Deux Procureurs (Sergueï Loznitsa, 2025)
Il ne suffit pas de se révolter au nom de la justice, il faut se déprendre, changer de paradigme
On ne peut pas détruire un système tant qu’on emploie le même langage que lui (Citation de Sergueï Loznitsa, Positif, novembre 2025).
On emploie souvent le mot « totalitarisme » pour nommer ce type de régime, mais le totalitarisme n’est pas indispensable pour se trouver enfermé dans un système clos. Choisir la période des Grandes Purges et de la Grande Terreur (1936-38) dans la Russie stalinienne, c’est prendre un cas extrême, propice à l’analyse car l’enfermement n’est pas (ou pas seulement) imposé de l’extérieur, il est aussi intérieur, vécu. Ici Kornev1, le personnage principal, par son environnement, par ses études, par sa bonne volonté même, a intériorisé et repris à son compte le discours officiel. Il n’en est pas un ennemi, mais l’un de ses représentants les plus fidèles. Ce n’est pas un hasard s’il est procureur : membre du Parti communiste, juriste, célibataire n’ayant jamais vécu en-dehors des circuits du régime, il est convaincu que ses objectifs sont les bons, que son langage est pertinent et adéquat. Les aberrations qu’il constate ne tiennent pas, selon lui, à l’essence du régime mais à des dysfonctionnements, des imperfections. C’est cette conviction très ferme qui autorise à comparer son histoire avec des situations très différentes qui mettent en jeu le même genre de mécanisme. Un libéral peut être persuadé que ce qui ne marche pas ne tient pas au libéralisme même, mais à ses lacunes, son impureté. Il en va de même pour un nationaliste, un religieux, un militant des droits de l’homme, un laïc, un trumpiste MAGA, etc. S’il croit que par essence son régime idéalisé est le bon, alors le défaut ne peut pas venir de l’intérieur, mais seulement d’une faiblesse causée par une force externe, un ennemi à dénoncer, à chasser. C’est ce qui fait l’étonnante actualité de ce film.

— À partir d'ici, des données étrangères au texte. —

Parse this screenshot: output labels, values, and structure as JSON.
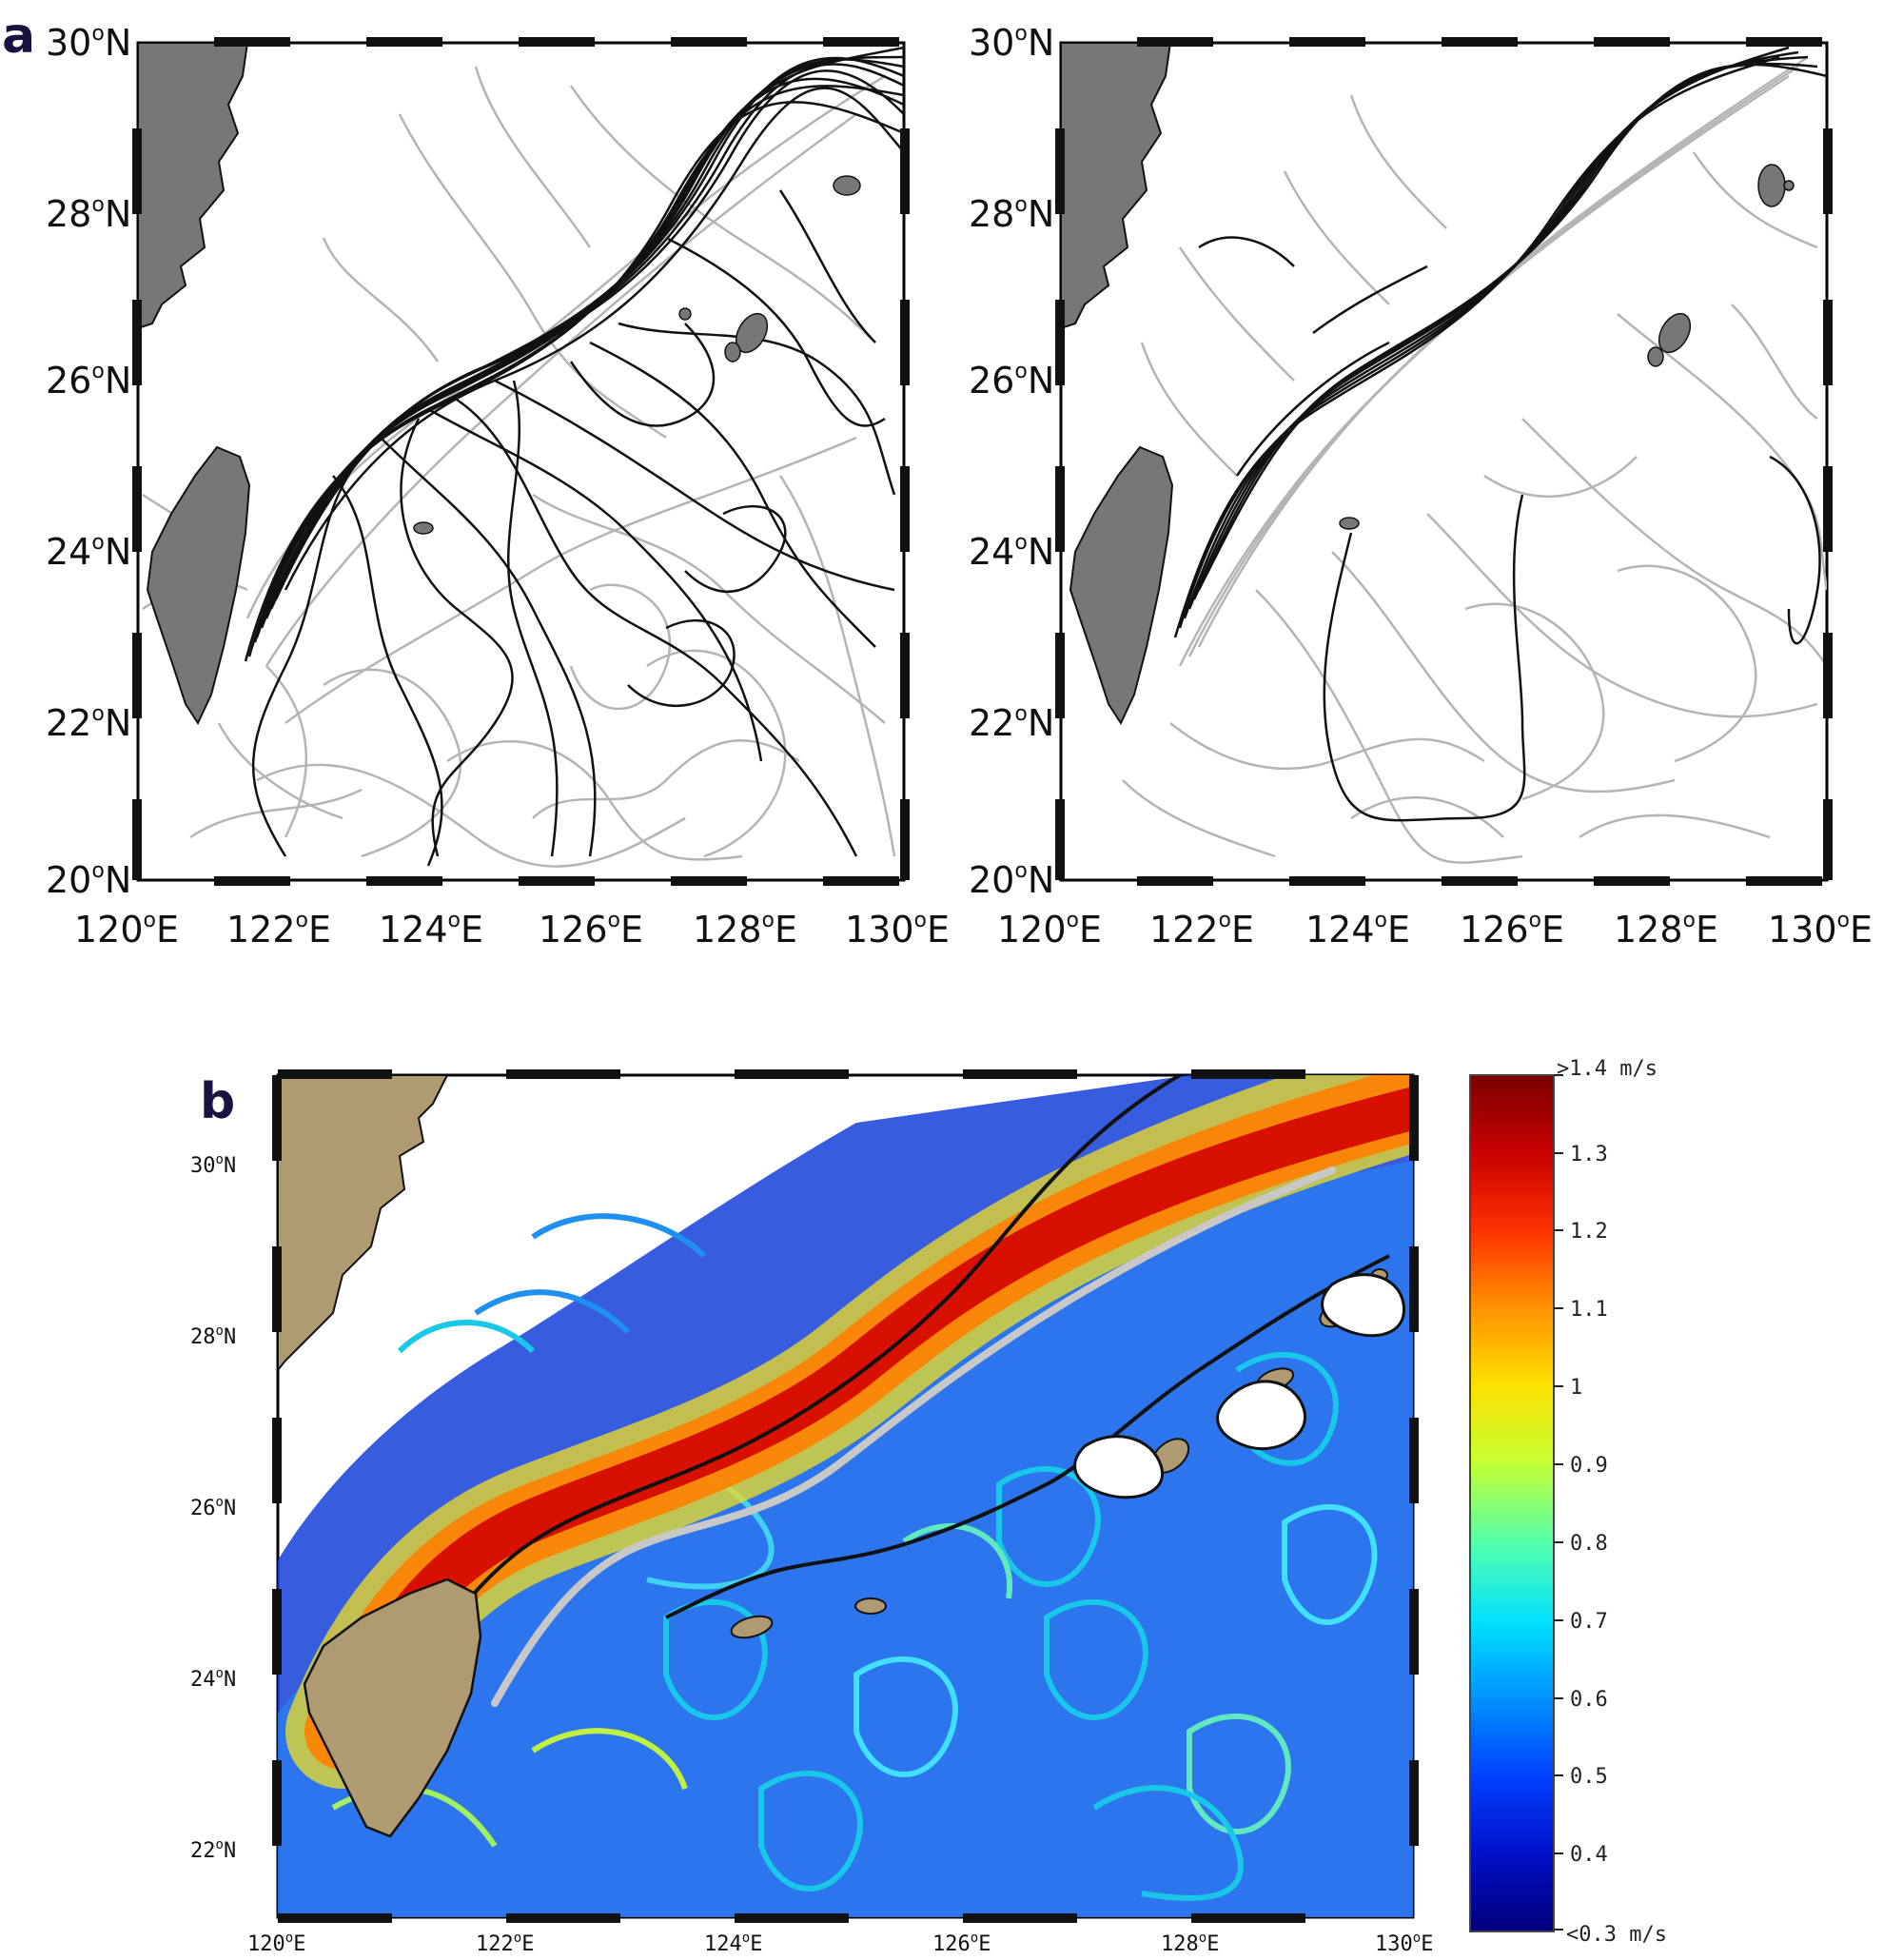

L’histoire est issue d’une nouvelle quasi-autobiographique de Gueorgui Demidov écrite en 1969, saisie par le KGB en 1980, restituée en 1988 et publiée en 2009, bien après sa mort (1987). Elle raconte l’aventure du jeune Kornev diplômé depuis 3 mois et probablement nommé pour remplacer un autre procureur déplacé, arrêté ou exécuté lui aussi. Demidov a passé quatorze ans au Goulag après avoir été arrêté en 1938, et le présent récit qui se terminera par l’arrestation de Kornev se situe en 1937, le pire moment des Purges, ce moment choisi aussi par Natalia Merkoulova et Alexeï Tchoupov pour leur film Le capitaine Volkonogov s’est échappé (2021), dont l’aboutissement est à la fois analogue et différent. Alors qu’en principe toutes les lettres de protestation des emprisonnés ou des condamnés étaient détruites, l’une d’entre elles (écrite en lettres de sang sur un morceau de carton froissé) arrive on ne sait comment à Kornev (peut-être, déjà, une manipulation, qui sait ?). Non sans mal, Kornev réussit à être conduit dans la cellule du détenu, un vieillard nommé Stepniak qui se trouve être un ancien dirigeant du Parti, torturé et accusé à tort, qu’il avait autrefois entendu lors d’une conférence sur la philosophie du droit. Ce Stepniak est convaincant pour Kornev car il n’a pas d’autre vocabulaire ni d’autre idéologie que celle du Parti communiste : il explique simplement que le NKVD (Commissariat du peuple aux affaires intérieures) a trahi la cause, et que le pouvoir en place démantèle les vieux idéaux auxquels il est toujours attaché. Voilà un discours qui plait à Kornev car il confirme ce qu’il savait déjà : la corruption et le caractère contre-révolutionnaire des édiles de sa région, à Briansk. À ce stade on n’est pas sorti du système. Bien que Kornev soit chargé le respect de la loi et des droits des détenus, et bien que manifestement ces droits soient bafoués, il pense toujours que la justice est du côté des autorités et qu’il suffira de les éclairer pour faire changer les choses.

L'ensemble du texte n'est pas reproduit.